You could use the parity swap procedure, you could even do both at the same time, though with increased risk if you don't have backups.

[itimpi]

There is a better way to do what you want! 

First decide exactly which data disks you want to move to parity.

N.B. I am assuming that you have valid parity?

1.  Stop array and Unassign one parity disk and one data disk
2. Start array to commit these changes.  At this point Unraid will say it is emulating the missing data drive.  You should still be able to see all its contents just as if were still assigned.
3. Stop array and assign parity drive you have just unassigned in place of the missing data drive
4. Start array to rebuild the data drive by writing emulated drive contents to data drive (which was the parity drive).   Keep the data drive you have just unassigned intact just in case anything goes wrong with the rebuild.
5. After rebuild completes successfully stop array and assign old data drive to replace the parity drive and then start array to build parity

In theory you could combine steps 4 and 5 to save time but then you would have no recovery option if anything went wrong with the rebuild of the data drive.  Using two separate. steps means you keep the original data drive intact until you can confirm that the rebuild step completed successfully at the expense of additional elapsed time.

 

After first parity/data drive swap has completed successfully you can repeat the procedure for the other parity drive and a different data drive.

 

BTW:  Although there is nothing wrong with having dual parity drives it is probably overkill for such a small array.   You might be better of using the second parity drive as an additional data drive instead.   Do you have good backups of all critical data on your array as parity should not be used instead of having backups?

[Apeiron]

2 minutes ago, itimpi said:

There is a better way to do what you want!...

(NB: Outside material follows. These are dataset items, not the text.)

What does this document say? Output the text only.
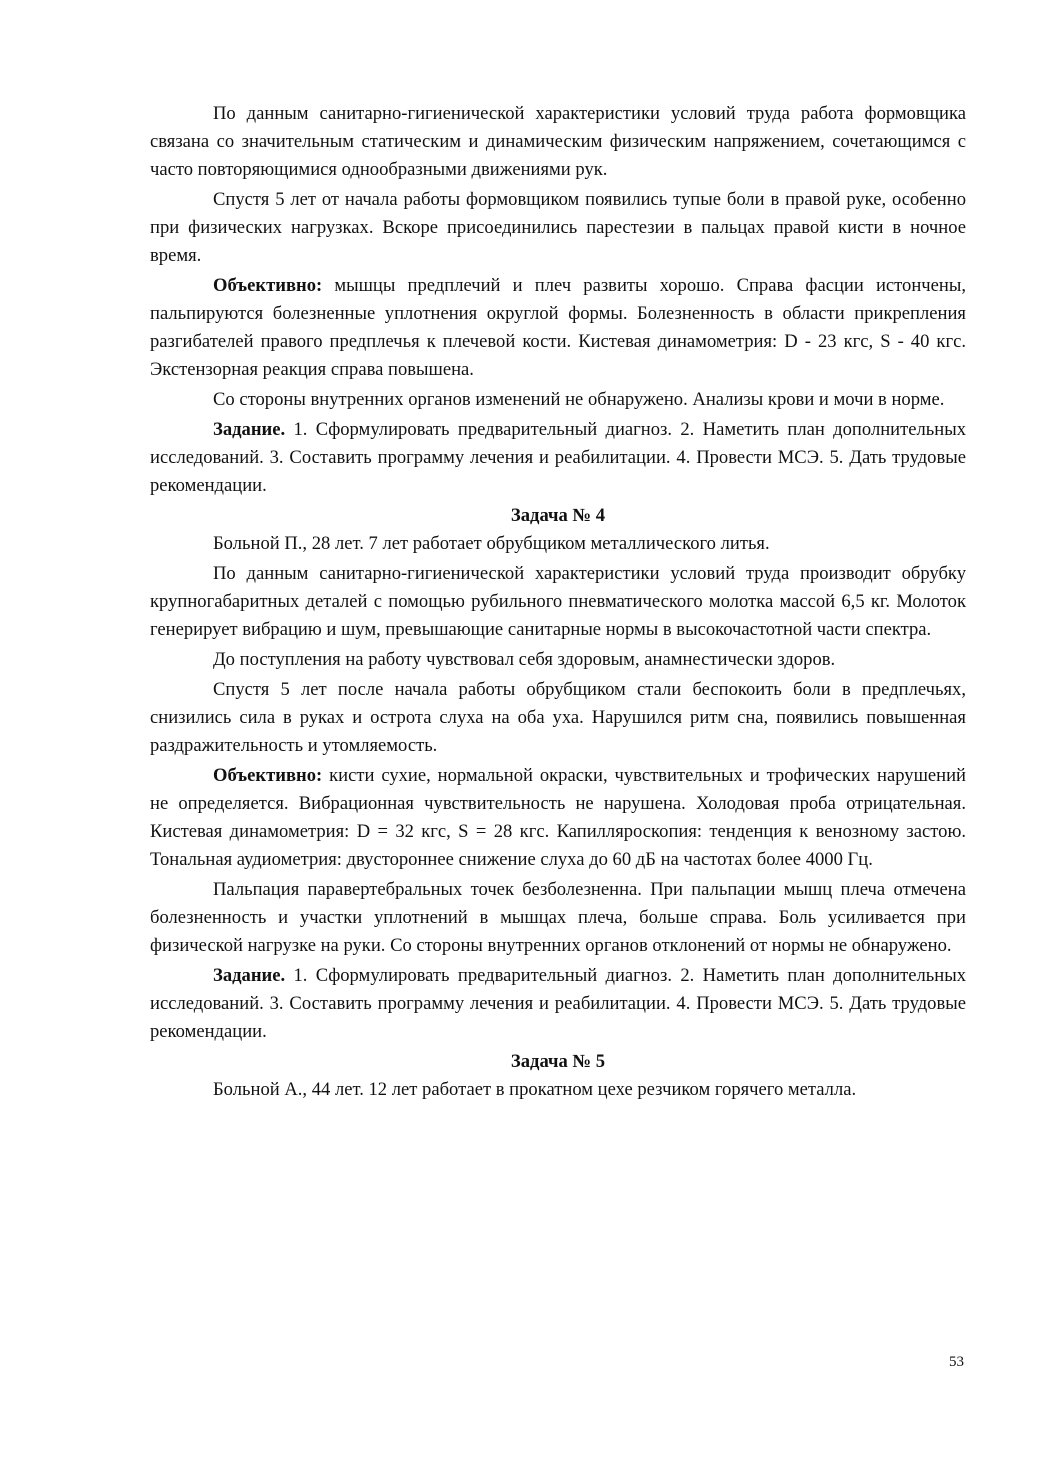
По данным санитарно-гигиенической характеристики условий труда работа формовщика связана со значительным статическим и динамическим физическим напряжением, сочетающимся с часто повторяющимися однообразными движениями рук.

Спустя 5 лет от начала работы формовщиком появились тупые боли в правой руке, особенно при физических нагрузках. Вскоре присоединились парестезии в пальцах правой кисти в ночное время.

Объективно: мышцы предплечий и плеч развиты хорошо. Справа фасции истончены, пальпируются болезненные уплотнения округлой формы. Болезненность в области прикрепления разгибателей правого предплечья к плечевой кости. Кистевая динамометрия: D - 23 кгс, S - 40 кгс. Экстензорная реакция справа повышена.

Со стороны внутренних органов изменений не обнаружено. Анализы крови и мочи в норме.

Задание. 1. Сформулировать предварительный диагноз. 2. Наметить план дополнительных исследований. 3. Составить программу лечения и реабилитации. 4. Провести МСЭ. 5. Дать трудовые рекомендации.

Задача № 4

Больной П., 28 лет. 7 лет работает обрубщиком металлического литья.

По данным санитарно-гигиенической характеристики условий труда производит обрубку крупногабаритных деталей с помощью рубильного пневматического молотка массой 6,5 кг. Молоток генерирует вибрацию и шум, превышающие санитарные нормы в высокочастотной части спектра.

До поступления на работу чувствовал себя здоровым, анамнестически здоров.

Спустя 5 лет после начала работы обрубщиком стали беспокоить боли в предплечьях, снизились сила в руках и острота слуха на оба уха. Нарушился ритм сна, появились повышенная раздражительность и утомляемость.

Объективно: кисти сухие, нормальной окраски, чувствительных и трофических нарушений не определяется. Вибрационная чувствительность не нарушена. Холодовая проба отрицательная. Кистевая динамометрия: D = 32 кгс, S = 28 кгс. Капилляроскопия: тенденция к венозному застою. Тональная аудиометрия: двустороннее снижение слуха до 60 дБ на частотах более 4000 Гц.

Пальпация паравертебральных точек безболезненна. При пальпации мышц плеча отмечена болезненность и участки уплотнений в мышцах плеча, больше справа. Боль усиливается при физической нагрузке на руки. Со стороны внутренних органов отклонений от нормы не обнаружено.

Задание. 1. Сформулировать предварительный диагноз. 2. Наметить план дополнительных исследований. 3. Составить программу лечения и реабилитации. 4. Провести МСЭ. 5. Дать трудовые рекомендации.

Задача № 5

Больной А., 44 лет. 12 лет работает в прокатном цехе резчиком горячего металла.

53
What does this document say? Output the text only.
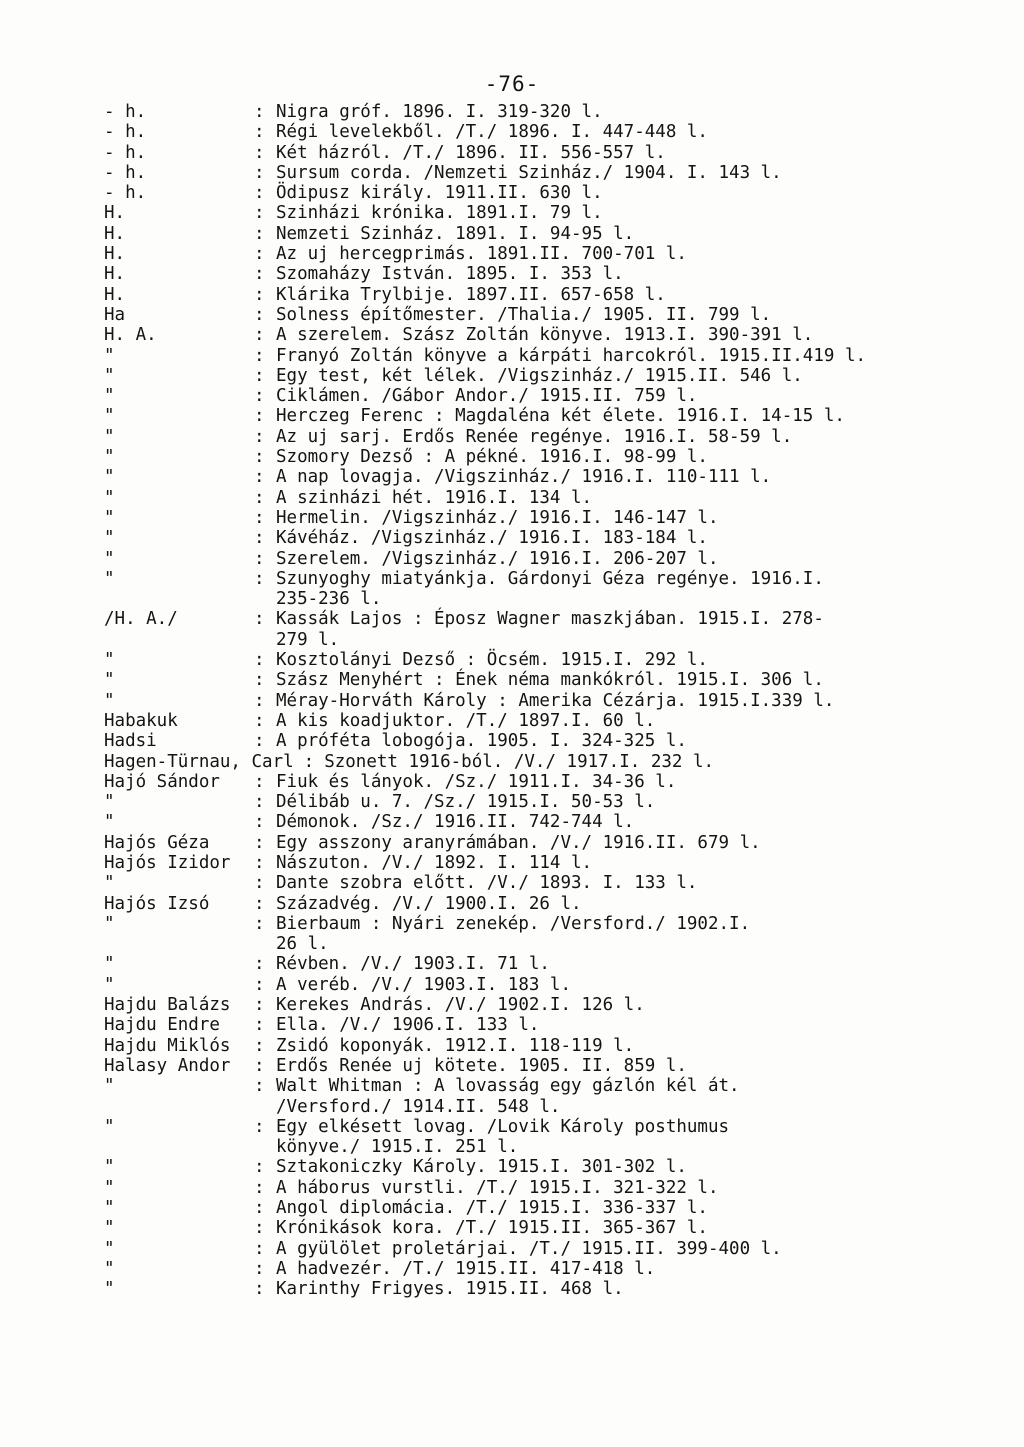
-76-
- h.	: Nigra gróf. 1896. I. 319-320 l.
- h.	: Régi levelekből. /T./ 1896. I. 447-448 l.
- h.	: Két házról. /T./ 1896. II. 556-557 l.
- h.	: Sursum corda. /Nemzeti Szinház./ 1904. I. 143 l.
- h.	: Ödipusz király. 1911.II. 630 l.
H.	: Szinházi krónika. 1891.I. 79 l.
H.	: Nemzeti Szinház. 1891. I. 94-95 l.
H.	: Az uj hercegprimás. 1891.II. 700-701 l.
H.	: Szomaházy István. 1895. I. 353 l.
H.	: Klárika Trylbije. 1897.II. 657-658 l.
Ha	: Solness építőmester. /Thalia./ 1905. II. 799 l.
H. A.	: A szerelem. Szász Zoltán könyve. 1913.I. 390-391 l.
"	: Franyó Zoltán könyve a kárpáti harcokról. 1915.II.419 l.
"	: Egy test, két lélek. /Vigszinház./ 1915.II. 546 l.
"	: Ciklámen. /Gábor Andor./ 1915.II. 759 l.
"	: Herczeg Ferenc : Magdaléna két élete. 1916.I. 14-15 l.
"	: Az uj sarj. Erdős Renée regénye. 1916.I. 58-59 l.
"	: Szomory Dezső : A pékné. 1916.I. 98-99 l.
"	: A nap lovagja. /Vigszinház./ 1916.I. 110-111 l.
"	: A szinházi hét. 1916.I. 134 l.
"	: Hermelin. /Vigszinház./ 1916.I. 146-147 l.
"	: Kávéház. /Vigszinház./ 1916.I. 183-184 l.
"	: Szerelem. /Vigszinház./ 1916.I. 206-207 l.
"	: Szunyoghy miatyánkja. Gárdonyi Géza regénye. 1916.I.
235-236 l.
/H. A./	: Kassák Lajos : Éposz Wagner maszkjában. 1915.I. 278-
279 l.
"	: Kosztolányi Dezső : Öcsém. 1915.I. 292 l.
"	: Szász Menyhért : Ének néma mankókról. 1915.I. 306 l.
"	: Méray-Horváth Károly : Amerika Cézárja. 1915.I.339 l.
Habakuk	: A kis koadjuktor. /T./ 1897.I. 60 l.
Hadsi	: A próféta lobogója. 1905. I. 324-325 l.
Hagen-Türnau, Carl : Szonett 1916-ból. /V./ 1917.I. 232 l.
Hajó Sándor	: Fiuk és lányok. /Sz./ 1911.I. 34-36 l.
"	: Délibáb u. 7. /Sz./ 1915.I. 50-53 l.
"	: Démonok. /Sz./ 1916.II. 742-744 l.
Hajós Géza	: Egy asszony aranyrámában. /V./ 1916.II. 679 l.
Hajós Izidor	: Nászuton. /V./ 1892. I. 114 l.
"	: Dante szobra előtt. /V./ 1893. I. 133 l.
Hajós Izsó	: Századvég. /V./ 1900.I. 26 l.
"	: Bierbaum : Nyári zenekép. /Versford./ 1902.I.
26 l.
"	: Révben. /V./ 1903.I. 71 l.
"	: A veréb. /V./ 1903.I. 183 l.
Hajdu Balázs	: Kerekes András. /V./ 1902.I. 126 l.
Hajdu Endre	: Ella. /V./ 1906.I. 133 l.
Hajdu Miklós	: Zsidó koponyák. 1912.I. 118-119 l.
Halasy Andor	: Erdős Renée uj kötete. 1905. II. 859 l.
"	: Walt Whitman : A lovasság egy gázlón kél át.
/Versford./ 1914.II. 548 l.
"	: Egy elkésett lovag. /Lovik Károly posthumus
könyve./ 1915.I. 251 l.
"	: Sztakoniczky Károly. 1915.I. 301-302 l.
"	: A háborus vurstli. /T./ 1915.I. 321-322 l.
"	: Angol diplomácia. /T./ 1915.I. 336-337 l.
"	: Krónikások kora. /T./ 1915.II. 365-367 l.
"	: A gyülölet proletárjai. /T./ 1915.II. 399-400 l.
"	: A hadvezér. /T./ 1915.II. 417-418 l.
"	: Karinthy Frigyes. 1915.II. 468 l.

Thank you for the detailed response. This makes perfect sense on what to do. 

 

I have offline backups of all critical data. I ended up with those Compute drives from another purpose, as I was building this server out, so I just added them to the array. Otherwise it would of only been 4 Ironwolf Pros and single parity. Typing this response is reminding me why I had setup the Compute drives in parity in the first place. The Ironwolf Pros have data recovery included. In the case of catastrophic failure of everything, I'd rather have Seagate working on recovering a drive that has data on it, and not parity bits. On the other hand, every drive that I have that has read errors is a SMR type drive. So, do I want my SMR parity drives to underperform and fail faster because of the writes, to potentially save the ability for Seagate to recover data from a failed drive, that is already backed up by parity and offline? This turned into me thinking out loud through the forum. I think I'm going to perform the change as scheduled, and move the Ironwolves to parity, since I'm rarely going to be writing large files to the SMR disks, so they should last a while under those conditions.